Outra novidade é a permanência do diretor-geral da Polícia Federal no cargo. O delegado Maurício Valeixo, que volta de férias hoje, esteve com a cabeça a prêmio por causa de um desentendimento entre o ministro da Justiça, Sérgio Moro, e o presidente Jair Bolsonaro. A saída de Valeixo era dada como certa após o presidente da República ter declarado, no mês passado, que poderia trocar a direção do órgão.
O motivo da irritação do presidente da República foi a indicação, por Valeixo, do delegado Alexandre Saraiva, para a superintendência do Rio de Janeiro, no lugar do delegado Ricardo Saadi. Bolsonaro chegou a dizer que havia determinado a saída de Saadi por "questão de produtividade". Foi desmentido pelo diretor-geral, em nota da PF, que justificou a troca como uma decisão previamente planejada e não uma decorrência do trabalho do delegado.

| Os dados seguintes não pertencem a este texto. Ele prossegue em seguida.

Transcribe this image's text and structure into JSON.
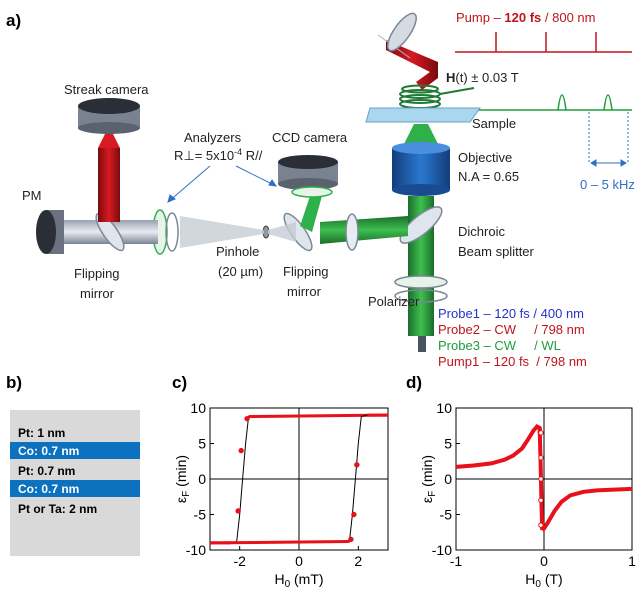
{
  "colors": {
    "pump": "#c0141c",
    "probe1": "#2a32c8",
    "probe2": "#c0141c",
    "probe3": "#1e9e3a",
    "pump1": "#c0141c",
    "accent_blue": "#2f6fc6",
    "co_layer": "#0c72c0",
    "stack_bg": "#d9d9d9",
    "curve_red": "#e8101a"
  },
  "panel_a": {
    "label": "a)",
    "pump_line": {
      "prefix": "Pump – ",
      "bold": "120 fs",
      "suffix": " / 800 nm"
    },
    "field_label": {
      "bold": "H",
      "text": "(t) ± 0.03 T"
    },
    "sample": "Sample",
    "objective": "Objective",
    "na": "N.A = 0.65",
    "freq": "0 – 5 kHz",
    "streak_camera": "Streak camera",
    "analyzers": "Analyzers",
    "analyzer_ratio": "R⊥= 5x10",
    "analyzer_exp": "-4",
    "analyzer_tail": " R//",
    "ccd_camera": "CCD camera",
    "pm": "PM",
    "flipping_mirror_left_1": "Flipping",
    "flipping_mirror_left_2": "mirror",
    "pinhole_1": "Pinhole",
    "pinhole_2": "(20 µm)",
    "flipping_mirror_right_1": "Flipping",
    "flipping_mirror_right_2": "mirror",
    "dichroic_1": "Dichroic",
    "dichroic_2": "Beam splitter",
    "polarizer": "Polarizer",
    "probes": [
      {
        "name": "Probe1 – 120 fs",
        "sep": " / ",
        "wl": "400 nm"
      },
      {
        "name": "Probe2 – CW",
        "sep": "     / ",
        "wl": "798 nm"
      },
      {
        "name": "Probe3 – CW",
        "sep": "     / ",
        "wl": "WL"
      },
      {
        "name": "Pump1 – 120 fs",
        "sep": "  / ",
        "wl": "798 nm"
      }
    ]
  },
  "panel_b": {
    "label": "b)",
    "layers": [
      "Pt: 1 nm",
      "Co: 0.7 nm",
      "Pt: 0.7 nm",
      "Co: 0.7 nm",
      "Pt or Ta: 2 nm"
    ]
  },
  "chart_data": [
    {
      "panel": "c)",
      "type": "line",
      "ylabel_main": "ε",
      "ylabel_sub": "F",
      "ylabel_unit": " (min)",
      "xlabel_main": "H",
      "xlabel_sub": "0",
      "xlabel_unit": " (mT)",
      "xlim": [
        -3,
        3
      ],
      "ylim": [
        -10,
        10
      ],
      "xticks": [
        -2,
        0,
        2
      ],
      "yticks": [
        10,
        5,
        0,
        -5,
        -10
      ],
      "series": [
        {
          "x": [
            -3,
            -2.3,
            -2.1,
            -2.0,
            -1.9,
            -1.8,
            -1.7,
            3
          ],
          "y": [
            -9,
            -9,
            -8.8,
            -5,
            0,
            5,
            8.8,
            9
          ]
        },
        {
          "x": [
            3,
            2.3,
            2.1,
            2.0,
            1.9,
            1.8,
            1.7,
            -3
          ],
          "y": [
            9,
            9,
            8.8,
            5,
            0,
            -5,
            -8.8,
            -9
          ]
        }
      ],
      "points": [
        {
          "x": -2.05,
          "y": -4.5
        },
        {
          "x": -1.95,
          "y": 4.0
        },
        {
          "x": -1.75,
          "y": 8.5
        },
        {
          "x": 1.75,
          "y": -8.5
        },
        {
          "x": 1.85,
          "y": -5.0
        },
        {
          "x": 1.95,
          "y": 2.0
        }
      ]
    },
    {
      "panel": "d)",
      "type": "line",
      "ylabel_main": "ε",
      "ylabel_sub": "F",
      "ylabel_unit": " (min)",
      "xlabel_main": "H",
      "xlabel_sub": "0",
      "xlabel_unit": " (T)",
      "xlim": [
        -1,
        1
      ],
      "ylim": [
        -10,
        10
      ],
      "xticks": [
        -1,
        0,
        1
      ],
      "yticks": [
        10,
        5,
        0,
        -5,
        -10
      ],
      "series": [
        {
          "x": [
            -1,
            -0.8,
            -0.6,
            -0.45,
            -0.35,
            -0.25,
            -0.18,
            -0.12,
            -0.08,
            -0.05,
            -0.04,
            -0.03,
            -0.02
          ],
          "y": [
            1.7,
            1.9,
            2.2,
            2.7,
            3.3,
            4.3,
            5.6,
            6.8,
            7.4,
            7.2,
            3,
            -3,
            -7.2
          ]
        },
        {
          "x": [
            -0.02,
            0.0,
            0.05,
            0.12,
            0.2,
            0.3,
            0.45,
            0.6,
            0.8,
            1
          ],
          "y": [
            -7.2,
            -7.0,
            -6.0,
            -4.5,
            -3.2,
            -2.3,
            -1.8,
            -1.6,
            -1.5,
            -1.4
          ]
        }
      ],
      "points": [
        {
          "x": -0.035,
          "y": 6.5
        },
        {
          "x": -0.035,
          "y": 3.0
        },
        {
          "x": -0.035,
          "y": 0.0
        },
        {
          "x": -0.035,
          "y": -3.0
        },
        {
          "x": -0.035,
          "y": -6.5
        }
      ]
    }
  ]
}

Moro manteve Valeixo, ex-integrantes da força-tarefa da Lava-Jato em Curitiba. Resistiu ao processo de fritura ao qual foi submetido por Bolsonaro desde o episódio da liminar concedida pelo presidente do Supremo Tribunal Federal (STF), ministro Dias Toffoli, à defesa do seu filho, senador Flávio Bolsonaro (PSL-RJ), na qual sustou todas as investigações feitas pela Polícia Federal com base nos dados da Comissão de Controle de Operações Financeiras (Coaf) obtidos sem autorização judicial.